His hand clasped my wrist and he tugged me towards him, gently, but purposely. “I know, you’ve always been open about that, but maybe this is supposed to mean something. Maybe you…. We … were meant to do this. Be parents. Good parents even.” For a moment I wanted to believe him, but my history of mysterious goldfish deaths suggested my parenting skills were pathetically lacking.
“I don’t even like other people’s babies. They have all those weird rolls and they can’t say anything so they make ridiculous sounds all the time. Parents of children always look so dejected. Some of them even forget how to dress like adults!“
“Everyone likes babies. I’ve seen you crack a smile when my nieces are around”
“I smile because I’m so overjoyed that they aren’t mine and that I don’t have any and that some else does and that their life must REALLY suck!”

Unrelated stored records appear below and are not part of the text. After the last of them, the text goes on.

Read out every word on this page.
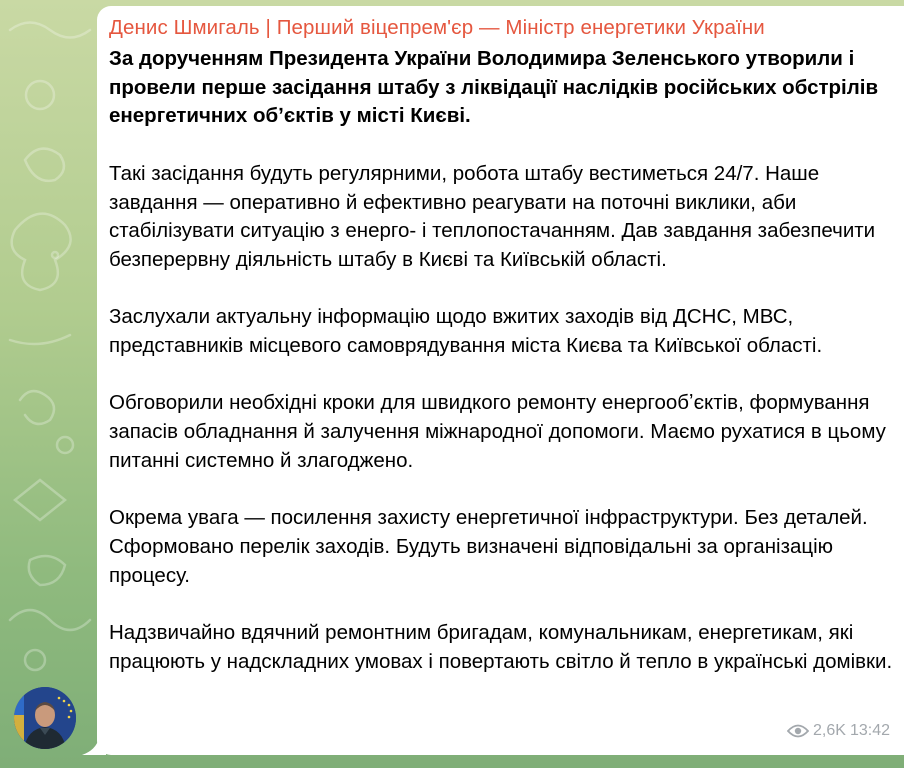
Денис Шмигаль | Перший віцепрем'єр — Міністр енергетики України

За дорученням Президента України Володимира Зеленського утворили і провели перше засідання штабу з ліквідації наслідків російських обстрілів енергетичних обʼєктів у місті Києві.

Такі засідання будуть регулярними, робота штабу вестиметься 24/7. Наше завдання — оперативно й ефективно реагувати на поточні виклики, аби стабілізувати ситуацію з енерго- і теплопостачанням. Дав завдання забезпечити безперервну діяльність штабу в Києві та Київській області.

Заслухали актуальну інформацію щодо вжитих заходів від ДСНС, МВС, представників місцевого самоврядування міста Києва та Київської області.

Обговорили необхідні кроки для швидкого ремонту енергообʼєктів, формування запасів обладнання й залучення міжнародної допомоги. Маємо рухатися в цьому питанні системно й злагоджено.

Окрема увага — посилення захисту енергетичної інфраструктури. Без деталей. Сформовано перелік заходів. Будуть визначені відповідальні за організацію процесу.

Надзвичайно вдячний ремонтним бригадам, комунальникам, енергетикам, які працюють у надскладних умовах і повертають світло й тепло в українські домівки.

2,6K 13:42
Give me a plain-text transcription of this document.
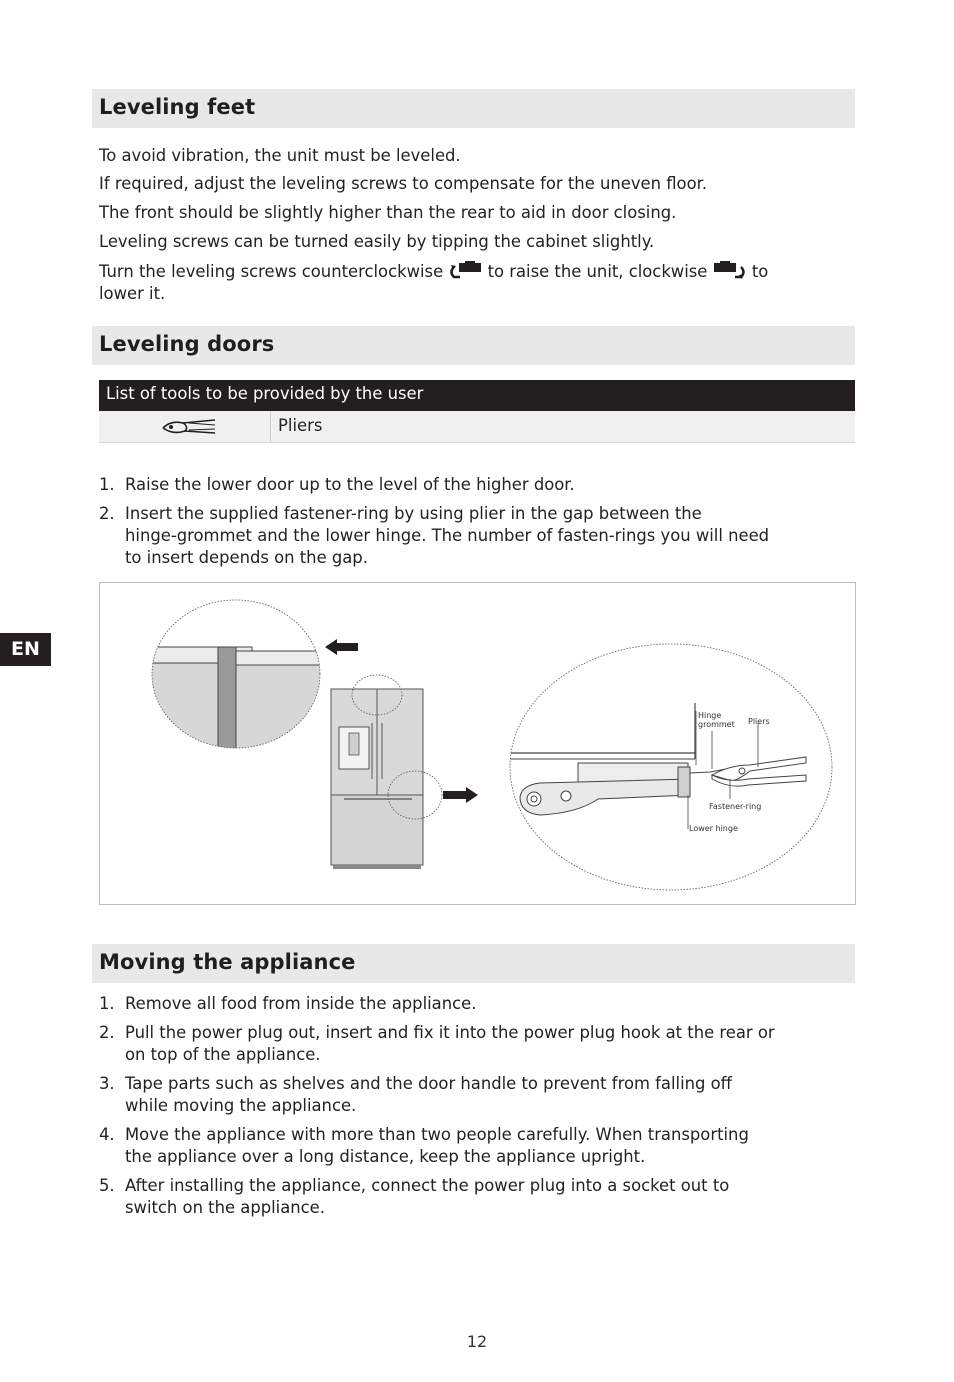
Leveling feet

To avoid vibration, the unit must be leveled.

If required, adjust the leveling screws to compensate for the uneven floor.

The front should be slightly higher than the rear to aid in door closing.

Leveling screws can be turned easily by tipping the cabinet slightly.

Turn the leveling screws counterclockwise	to raise the unit, clockwise	to

lower it.

Leveling doors
List of tools to be provided by the user
Pliers
1. Raise the lower door up to the level of the higher door.
2. Insert the supplied fastener-ring by using plier in the gap between the
hinge-grommet and the lower hinge. The number of fasten-rings you will need
to insert depends on the gap.
Hinge
grommet Pliers
Fastener-ring
Lower hinge
Moving the appliance
1. Remove all food from inside the appliance.
2. Pull the power plug out, insert and fix it into the power plug hook at the rear or
on top of the appliance.
3. Tape parts such as shelves and the door handle to prevent from falling off
while moving the appliance.
4. Move the appliance with more than two people carefully. When transporting
the appliance over a long distance, keep the appliance upright.
5. After installing the appliance, connect the power plug into a socket out to
switch on the appliance.
EN
12
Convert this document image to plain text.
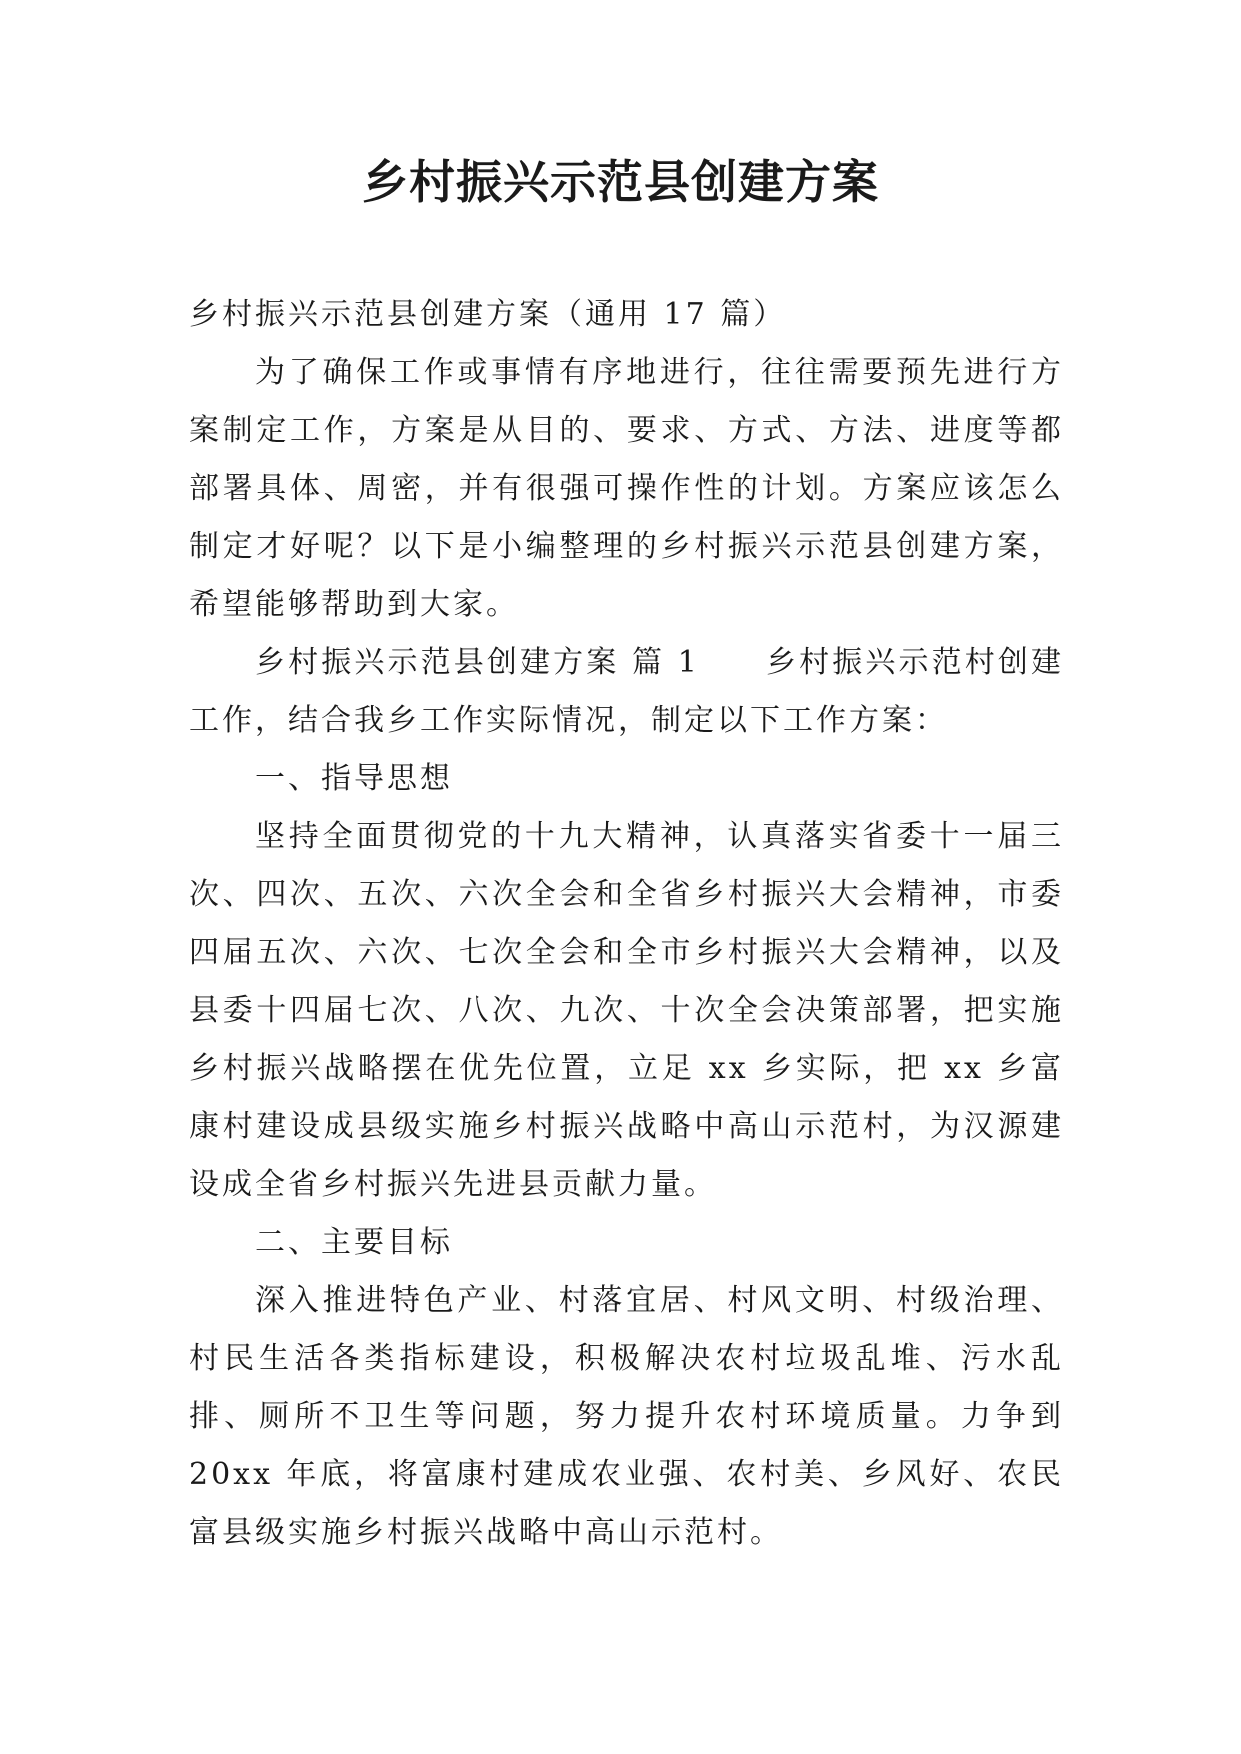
乡村振兴示范县创建方案

乡村振兴示范县创建方案（通用 17 篇）

为了确保工作或事情有序地进行，往往需要预先进行方案制定工作，方案是从目的、要求、方式、方法、进度等都部署具体、周密，并有很强可操作性的计划。方案应该怎么制定才好呢？以下是小编整理的乡村振兴示范县创建方案，希望能够帮助到大家。

乡村振兴示范县创建方案 篇 1 乡村振兴示范村创建工作，结合我乡工作实际情况，制定以下工作方案：

一、指导思想

坚持全面贯彻党的十九大精神，认真落实省委十一届三次、四次、五次、六次全会和全省乡村振兴大会精神，市委四届五次、六次、七次全会和全市乡村振兴大会精神，以及县委十四届七次、八次、九次、十次全会决策部署，把实施乡村振兴战略摆在优先位置，立足 xx 乡实际，把 xx 乡富康村建设成县级实施乡村振兴战略中高山示范村，为汉源建设成全省乡村振兴先进县贡献力量。

二、主要目标

深入推进特色产业、村落宜居、村风文明、村级治理、村民生活各类指标建设，积极解决农村垃圾乱堆、污水乱排、厕所不卫生等问题，努力提升农村环境质量。力争到 20xx 年底，将富康村建成农业强、农村美、乡风好、农民富县级实施乡村振兴战略中高山示范村。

Jacob’s eyes closed for a second and he breathed a heavy sigh, “So what do you want to do then, since my opinion doesn’t seem to matter.”
He was hurt, I could tell that much. What could I do? I had three options, keep it, give it up for adoption and another option that was not even a real option. I’m all about pro-choice for others, but for me it was always pro-life, even a life that I didn’t really believe I’d ever have to choose. I looked at Jacob and knew that I really only had one option, his heart would shatter if I told him that I wanted someone else, someone who wanted this, to raise our child. I loved that man more than anything and maybe, just maybe, I could love the life that was going to ruin mine!
“Of course your opinion matters. This is important to you and you are important to me.” I buried my head in my arms and mumbled, “Let’s keep it.”
“Sorry, I didn’t catch that. Did you say-“
“We’ll keep it.” I repeated a little louder, through gritted teeth. It felt like the right thing to do, but I still had approximately seven or eight months to change my mind.